Following the 2020 peak, layoff notices remained elevated but declined to more typical levels. The period from 2021 through 2024 shows variable activity, with 2023 producing six notices and 2024 producing three, suggesting that Forsyth County has not returned to pre-pandemic baseline levels of workforce disruption. This persistent elevation indicates that pandemic-era job losses were not fully recovered or that structural economic transitions initiated during pandemic disruptions continue generating ongoing workforce reductions.
The forward-looking notices—one in 2025 and one projected for 2026—indicate that workforce disruption remains anticipated in Forsyth County despite overall labor market stabilization nationally. This suggests that companies in the region continue evaluating operational efficiency through workforce optimization.
Local Economic Impact: Structural Challenges and Community Resilience
The cumulative impact of 4,647 worker displacements across 42 notices creates substantial economic headwinds for Forsyth County. These numbers represent not merely individual job losses but disruption to household incomes, local consumer spending, property tax bases, and community stability. In a county with a total workforce of roughly 200,000 (based on typical county demographics), nearly 2.5 percent of all workers have experienced formal WARN notice layoffs—a significant proportion indicating widespread employment volatility.
The concentration of disruption in manufacturing and healthcare creates particular adjustment challenges. Manufacturing remains a source of stable, relatively high-wage employment for workers without advanced degrees, and persistent manufacturing layoffs constrain economic opportunity for this crucial demographic segment. Healthcare disruption simultaneously undermines access to care and eliminates employment pathways that have become increasingly central to Forsyth County's post-manufacturing economic identity.
The geographic concentration in Winston-Salem, combined with the outsized scale of several individual layoffs, creates periods of acute community disruption. Single actions displacing 200-755 workers generate immediate retraining pressures, unemployment insurance surges, and community adjustment challenges that exceed capacity of typical workforce development systems. Staged layoffs across multiple quarters provide somewhat more manageable adjustment periods, but the cumulative effect remains economically disruptive.
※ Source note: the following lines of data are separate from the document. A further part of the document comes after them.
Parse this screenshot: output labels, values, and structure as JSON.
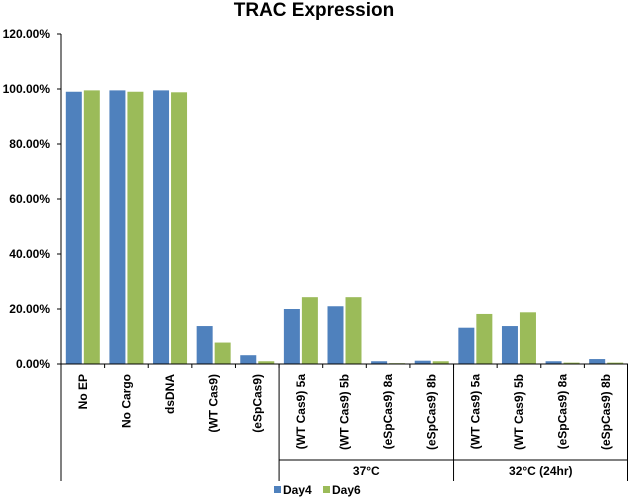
{
  "chart_data": {
    "type": "bar",
    "title": "TRAC Expression",
    "xlabel": "",
    "ylabel": "",
    "ylim": [
      0,
      120
    ],
    "y_ticks": [
      "0.00%",
      "20.00%",
      "40.00%",
      "60.00%",
      "80.00%",
      "100.00%",
      "120.00%"
    ],
    "categories": [
      "No EP",
      "No Cargo",
      "dsDNA",
      "(WT Cas9)",
      "(eSpCas9)",
      "(WT Cas9) 5a",
      "(WT Cas9) 5b",
      "(eSpCas9) 8a",
      "(eSpCas9) 8b",
      "(WT Cas9) 5a",
      "(WT Cas9) 5b",
      "(eSpCas9) 8a",
      "(eSpCas9) 8b"
    ],
    "groups": [
      {
        "label": "37°C",
        "start": 5,
        "end": 8
      },
      {
        "label": "32°C (24hr)",
        "start": 9,
        "end": 12
      }
    ],
    "series": [
      {
        "name": "Day4",
        "color": "#4f81bd",
        "values": [
          99.0,
          99.5,
          99.5,
          13.8,
          3.2,
          20.0,
          21.0,
          1.0,
          1.2,
          13.2,
          13.8,
          1.0,
          1.8
        ]
      },
      {
        "name": "Day6",
        "color": "#9bbb59",
        "values": [
          99.5,
          99.0,
          98.8,
          7.8,
          1.0,
          24.3,
          24.3,
          0.3,
          1.0,
          18.2,
          18.8,
          0.5,
          0.5
        ]
      }
    ],
    "legend_position": "bottom"
  }
}
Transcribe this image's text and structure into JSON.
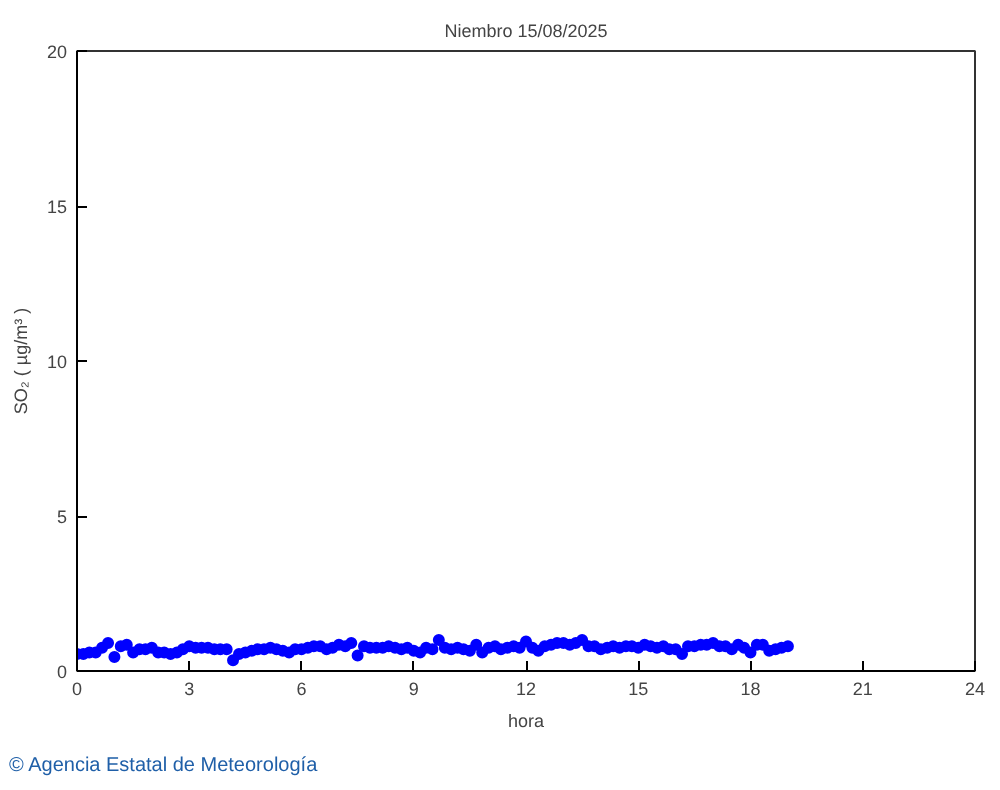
{
  "chart_data": {
    "type": "scatter",
    "title": "Niembro 15/08/2025",
    "xlabel": "hora",
    "ylabel": "SO₂ ( µg/m³ )",
    "annotations": [
      "© Agencia Estatal de Meteorología"
    ],
    "xlim": [
      0,
      24
    ],
    "xticks": [
      0,
      3,
      6,
      9,
      12,
      15,
      18,
      21,
      24
    ],
    "ylim": [
      0,
      20
    ],
    "yticks": [
      0,
      5,
      10,
      15,
      20
    ],
    "grid": false,
    "marker": "circle",
    "series": [
      {
        "color": "#0000ff",
        "x": [
          0,
          0.17,
          0.33,
          0.5,
          0.67,
          0.83,
          1,
          1.17,
          1.33,
          1.5,
          1.67,
          1.83,
          2,
          2.17,
          2.33,
          2.5,
          2.67,
          2.83,
          3,
          3.17,
          3.33,
          3.5,
          3.67,
          3.83,
          4,
          4.17,
          4.33,
          4.5,
          4.67,
          4.83,
          5,
          5.17,
          5.33,
          5.5,
          5.67,
          5.83,
          6,
          6.17,
          6.33,
          6.5,
          6.67,
          6.83,
          7,
          7.17,
          7.33,
          7.5,
          7.67,
          7.83,
          8,
          8.17,
          8.33,
          8.5,
          8.67,
          8.83,
          9,
          9.17,
          9.33,
          9.5,
          9.67,
          9.83,
          10,
          10.17,
          10.33,
          10.5,
          10.67,
          10.83,
          11,
          11.17,
          11.33,
          11.5,
          11.67,
          11.83,
          12,
          12.17,
          12.33,
          12.5,
          12.67,
          12.83,
          13,
          13.17,
          13.33,
          13.5,
          13.67,
          13.83,
          14,
          14.17,
          14.33,
          14.5,
          14.67,
          14.83,
          15,
          15.17,
          15.33,
          15.5,
          15.67,
          15.83,
          16,
          16.17,
          16.33,
          16.5,
          16.67,
          16.83,
          17,
          17.17,
          17.33,
          17.5,
          17.67,
          17.83,
          18,
          18.17,
          18.33,
          18.5,
          18.67,
          18.83,
          19
        ],
        "values": [
          0.55,
          0.55,
          0.6,
          0.6,
          0.75,
          0.9,
          0.45,
          0.8,
          0.85,
          0.6,
          0.7,
          0.7,
          0.75,
          0.6,
          0.6,
          0.55,
          0.6,
          0.7,
          0.8,
          0.75,
          0.75,
          0.75,
          0.7,
          0.7,
          0.7,
          0.35,
          0.55,
          0.6,
          0.65,
          0.7,
          0.7,
          0.75,
          0.7,
          0.65,
          0.6,
          0.7,
          0.7,
          0.75,
          0.8,
          0.8,
          0.7,
          0.75,
          0.85,
          0.8,
          0.9,
          0.5,
          0.8,
          0.75,
          0.75,
          0.75,
          0.8,
          0.75,
          0.7,
          0.75,
          0.65,
          0.6,
          0.75,
          0.7,
          1.0,
          0.75,
          0.7,
          0.75,
          0.7,
          0.65,
          0.85,
          0.6,
          0.75,
          0.8,
          0.7,
          0.75,
          0.8,
          0.75,
          0.95,
          0.75,
          0.65,
          0.8,
          0.85,
          0.9,
          0.9,
          0.85,
          0.9,
          1.0,
          0.8,
          0.8,
          0.7,
          0.75,
          0.8,
          0.75,
          0.8,
          0.8,
          0.75,
          0.85,
          0.8,
          0.75,
          0.8,
          0.7,
          0.7,
          0.55,
          0.8,
          0.8,
          0.85,
          0.85,
          0.9,
          0.8,
          0.8,
          0.7,
          0.85,
          0.75,
          0.6,
          0.85,
          0.85,
          0.65,
          0.7,
          0.75,
          0.8
        ]
      }
    ]
  }
}
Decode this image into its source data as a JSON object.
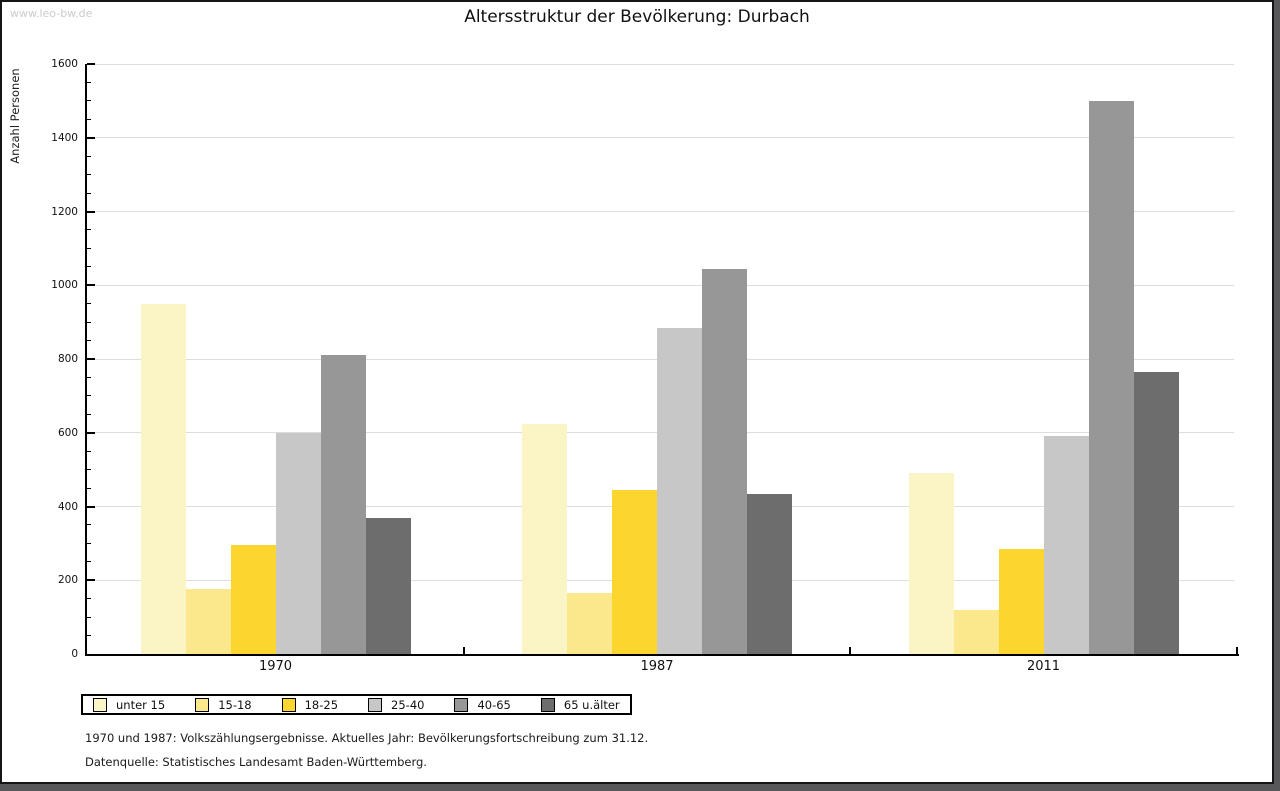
{
  "watermark": "www.leo-bw.de",
  "title": "Altersstruktur der Bevölkerung: Durbach",
  "chart_data": {
    "type": "bar",
    "title": "Altersstruktur der Bevölkerung: Durbach",
    "ylabel": "Anzahl Personen",
    "xlabel": "",
    "ylim": [
      0,
      1600
    ],
    "ytick_step": 200,
    "ytick_minor_step": 50,
    "grid": true,
    "legend_position": "bottom-left",
    "categories": [
      "1970",
      "1987",
      "2011"
    ],
    "series": [
      {
        "name": "unter 15",
        "color": "#FBF4C4",
        "values": [
          950,
          625,
          490
        ]
      },
      {
        "name": "15-18",
        "color": "#FCE88C",
        "values": [
          175,
          165,
          120
        ]
      },
      {
        "name": "18-25",
        "color": "#FDD52F",
        "values": [
          295,
          445,
          285
        ]
      },
      {
        "name": "25-40",
        "color": "#C7C7C7",
        "values": [
          600,
          885,
          590
        ]
      },
      {
        "name": "40-65",
        "color": "#979797",
        "values": [
          810,
          1045,
          1500
        ]
      },
      {
        "name": "65 u.älter",
        "color": "#6D6D6D",
        "values": [
          370,
          435,
          765
        ]
      }
    ]
  },
  "footnotes": [
    "1970 und 1987: Volkszählungsergebnisse. Aktuelles Jahr: Bevölkerungsfortschreibung zum 31.12.",
    "Datenquelle: Statistisches Landesamt Baden-Württemberg."
  ],
  "colors": {
    "frame": "#58585A",
    "grid": "#DDDDDD",
    "axis": "#000000",
    "watermark": "#CBCBCB"
  }
}
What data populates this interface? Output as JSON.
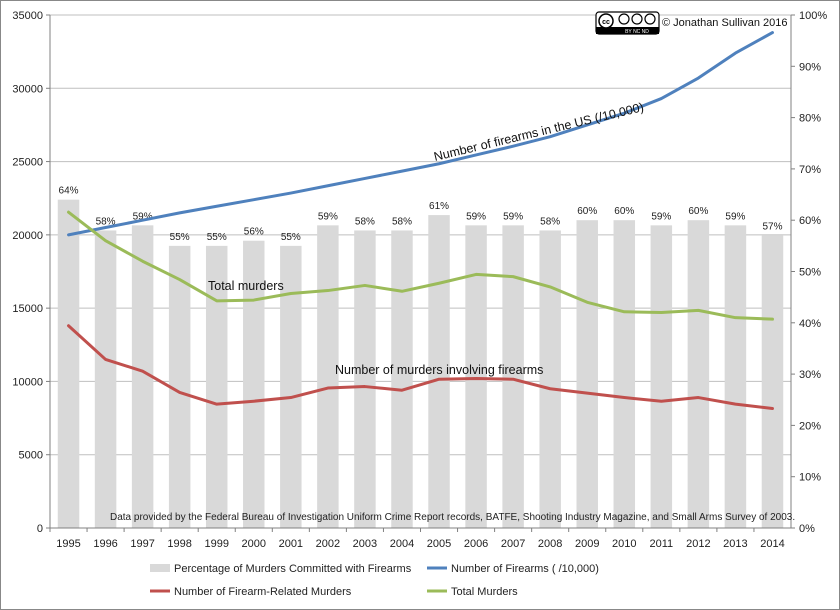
{
  "chart_data": {
    "type": "bar+line",
    "categories": [
      "1995",
      "1996",
      "1997",
      "1998",
      "1999",
      "2000",
      "2001",
      "2002",
      "2003",
      "2004",
      "2005",
      "2006",
      "2007",
      "2008",
      "2009",
      "2010",
      "2011",
      "2012",
      "2013",
      "2014"
    ],
    "y_left": {
      "ylim": [
        0,
        35000
      ],
      "ticks": [
        "0",
        "5000",
        "10000",
        "15000",
        "20000",
        "25000",
        "30000",
        "35000"
      ]
    },
    "y_right": {
      "ylim": [
        0,
        100
      ],
      "ticks": [
        "0%",
        "10%",
        "20%",
        "30%",
        "40%",
        "50%",
        "60%",
        "70%",
        "80%",
        "90%",
        "100%"
      ]
    },
    "series": [
      {
        "name": "Percentage of Murders Committed  with Firearms",
        "type": "bar",
        "axis": "right",
        "color": "#d9d9d9",
        "values": [
          64,
          58,
          59,
          55,
          55,
          56,
          55,
          59,
          58,
          58,
          61,
          59,
          59,
          58,
          60,
          60,
          59,
          60,
          59,
          57
        ],
        "labels": [
          "64%",
          "58%",
          "59%",
          "55%",
          "55%",
          "56%",
          "55%",
          "59%",
          "58%",
          "58%",
          "61%",
          "59%",
          "59%",
          "58%",
          "60%",
          "60%",
          "59%",
          "60%",
          "59%",
          "57%"
        ]
      },
      {
        "name": "Number of Firearms ( /10,000)",
        "type": "line",
        "axis": "left",
        "color": "#4f81bd",
        "values": [
          20000,
          20500,
          21000,
          21500,
          21950,
          22400,
          22850,
          23350,
          23850,
          24350,
          24850,
          25450,
          26050,
          26700,
          27500,
          28300,
          29300,
          30700,
          32400,
          33800
        ]
      },
      {
        "name": "Number of Firearm-Related Murders",
        "type": "line",
        "axis": "left",
        "color": "#c0504d",
        "values": [
          13800,
          11500,
          10700,
          9250,
          8450,
          8650,
          8900,
          9550,
          9650,
          9400,
          10150,
          10200,
          10150,
          9500,
          9200,
          8900,
          8650,
          8900,
          8450,
          8150
        ]
      },
      {
        "name": "Total Murders",
        "type": "line",
        "axis": "left",
        "color": "#9bbb59",
        "values": [
          21550,
          19600,
          18200,
          16950,
          15500,
          15550,
          16000,
          16200,
          16550,
          16150,
          16700,
          17300,
          17150,
          16450,
          15400,
          14750,
          14700,
          14850,
          14350,
          14250
        ]
      }
    ],
    "annotations": {
      "firearms": "Number of firearms in the US (/10,000)",
      "total": "Total murders",
      "firearm_murders": "Number of murders involving firearms"
    },
    "copyright": "© Jonathan  Sullivan 2016",
    "license_badge": {
      "cc": "cc",
      "terms": "BY  NC  ND"
    },
    "source_note": "Data provided by the Federal Bureau of Investigation Uniform Crime Report records, BATFE, Shooting Industry Magazine, and Small Arms Survey of 2003.",
    "legend_position": "bottom",
    "grid": "horizontal"
  }
}
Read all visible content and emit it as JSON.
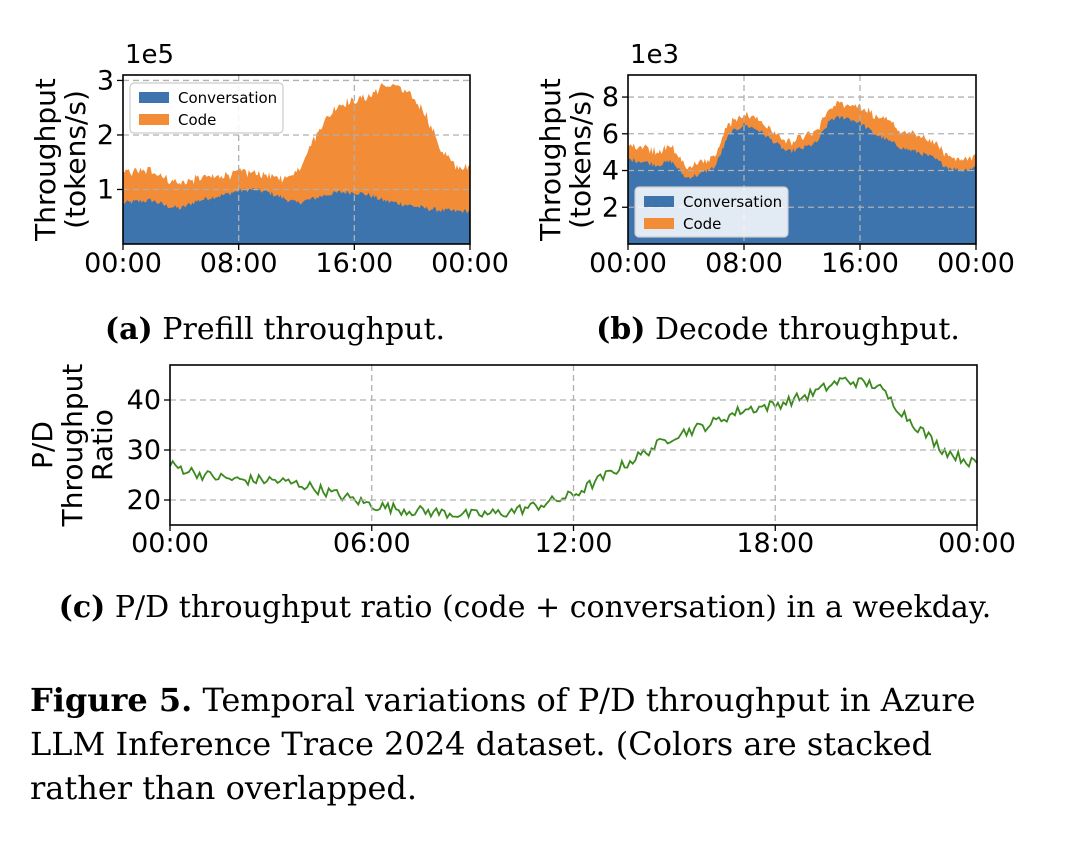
{
  "caption": {
    "label": "Figure 5.",
    "text": "Temporal variations of P/D throughput in Azure LLM Inference Trace 2024 dataset. (Colors are stacked rather than overlapped."
  },
  "colors": {
    "conversation": "#3d74ad",
    "code": "#f28c36",
    "ratio": "#3c8a1f",
    "grid": "#b0b0b0"
  },
  "chart_data": [
    {
      "id": "a",
      "type": "area",
      "stacked": true,
      "subtitle_label": "(a)",
      "subtitle": "Prefill throughput.",
      "ylabel_lines": [
        "Throughput",
        "(tokens/s)"
      ],
      "y_offset_text": "1e5",
      "ylim": [
        0,
        3.1
      ],
      "yticks": [
        1,
        2,
        3
      ],
      "xticks": [
        "00:00",
        "08:00",
        "16:00",
        "00:00"
      ],
      "xlim_hours": [
        0,
        24
      ],
      "grid": true,
      "legend_position": "upper left",
      "legend": [
        "Conversation",
        "Code"
      ],
      "x_hours": [
        0,
        1,
        2,
        3,
        4,
        5,
        6,
        7,
        8,
        9,
        10,
        11,
        12,
        13,
        14,
        15,
        16,
        17,
        18,
        19,
        20,
        21,
        22,
        23,
        24
      ],
      "series": [
        {
          "name": "Conversation",
          "values": [
            0.75,
            0.78,
            0.8,
            0.7,
            0.65,
            0.78,
            0.85,
            0.9,
            0.98,
            1.0,
            0.95,
            0.85,
            0.75,
            0.82,
            0.9,
            0.95,
            0.95,
            0.9,
            0.8,
            0.75,
            0.7,
            0.65,
            0.62,
            0.6,
            0.6
          ]
        },
        {
          "name": "Code",
          "values": [
            0.55,
            0.55,
            0.55,
            0.5,
            0.45,
            0.42,
            0.4,
            0.35,
            0.35,
            0.3,
            0.3,
            0.35,
            0.55,
            1.0,
            1.4,
            1.6,
            1.7,
            1.8,
            2.1,
            2.15,
            2.0,
            1.7,
            1.1,
            0.8,
            0.8
          ]
        }
      ]
    },
    {
      "id": "b",
      "type": "area",
      "stacked": true,
      "subtitle_label": "(b)",
      "subtitle": "Decode throughput.",
      "ylabel_lines": [
        "Throughput",
        "(tokens/s)"
      ],
      "y_offset_text": "1e3",
      "ylim": [
        0,
        9.2
      ],
      "yticks": [
        2,
        4,
        6,
        8
      ],
      "xticks": [
        "00:00",
        "08:00",
        "16:00",
        "00:00"
      ],
      "xlim_hours": [
        0,
        24
      ],
      "grid": true,
      "legend_position": "lower left",
      "legend": [
        "Conversation",
        "Code"
      ],
      "x_hours": [
        0,
        1,
        2,
        3,
        4,
        5,
        6,
        7,
        8,
        9,
        10,
        11,
        12,
        13,
        14,
        15,
        16,
        17,
        18,
        19,
        20,
        21,
        22,
        23,
        24
      ],
      "series": [
        {
          "name": "Conversation",
          "values": [
            4.6,
            4.5,
            4.3,
            4.5,
            3.6,
            3.8,
            4.2,
            6.0,
            6.5,
            6.2,
            5.6,
            5.0,
            5.2,
            5.5,
            6.8,
            6.9,
            6.6,
            6.0,
            5.6,
            5.2,
            5.0,
            4.7,
            4.2,
            4.0,
            4.2
          ]
        },
        {
          "name": "Code",
          "values": [
            0.8,
            0.8,
            0.8,
            0.8,
            0.6,
            0.6,
            0.7,
            0.6,
            0.6,
            0.6,
            0.5,
            0.5,
            0.6,
            0.6,
            0.7,
            0.8,
            0.9,
            1.0,
            1.0,
            0.9,
            0.9,
            0.8,
            0.7,
            0.6,
            0.6
          ]
        }
      ]
    },
    {
      "id": "c",
      "type": "line",
      "subtitle_label": "(c)",
      "subtitle": "P/D throughput ratio (code + conversation) in a weekday.",
      "ylabel_lines": [
        "P/D",
        "Throughput",
        "Ratio"
      ],
      "ylim": [
        15,
        47
      ],
      "yticks": [
        20,
        30,
        40
      ],
      "xticks": [
        "00:00",
        "06:00",
        "12:00",
        "18:00",
        "00:00"
      ],
      "xlim_hours": [
        0,
        24
      ],
      "grid": true,
      "x_hours": [
        0,
        1,
        2,
        3,
        4,
        5,
        6,
        7,
        8,
        9,
        10,
        11,
        12,
        13,
        14,
        15,
        16,
        17,
        18,
        19,
        20,
        21,
        22,
        23,
        24
      ],
      "series": [
        {
          "name": "",
          "values": [
            27,
            25,
            24,
            24,
            23,
            21,
            19,
            18,
            17.5,
            17,
            17.5,
            19,
            21,
            25,
            29,
            33,
            35,
            38,
            39,
            41,
            44,
            43,
            36,
            30,
            27
          ]
        }
      ]
    }
  ]
}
Forsyth County's economic resilience depends increasingly on diversifying beyond manufacturing and healthcare while simultaneously strengthening workforce development systems capable of rapidly retraining displaced workers. The persistent elevation of layoff activity compared to pre-2020 baselines suggests that structural economic transitions rather than cyclical disruptions now characterize the county's labor market. Effective response requires proactive economic development strategies that attract diverse employers, invest in education and workforce development, and build community capacity to absorb and retrain displaced workers. Without sustained intervention, Forsyth County risks continued employment instability and reduced long-term prosperity.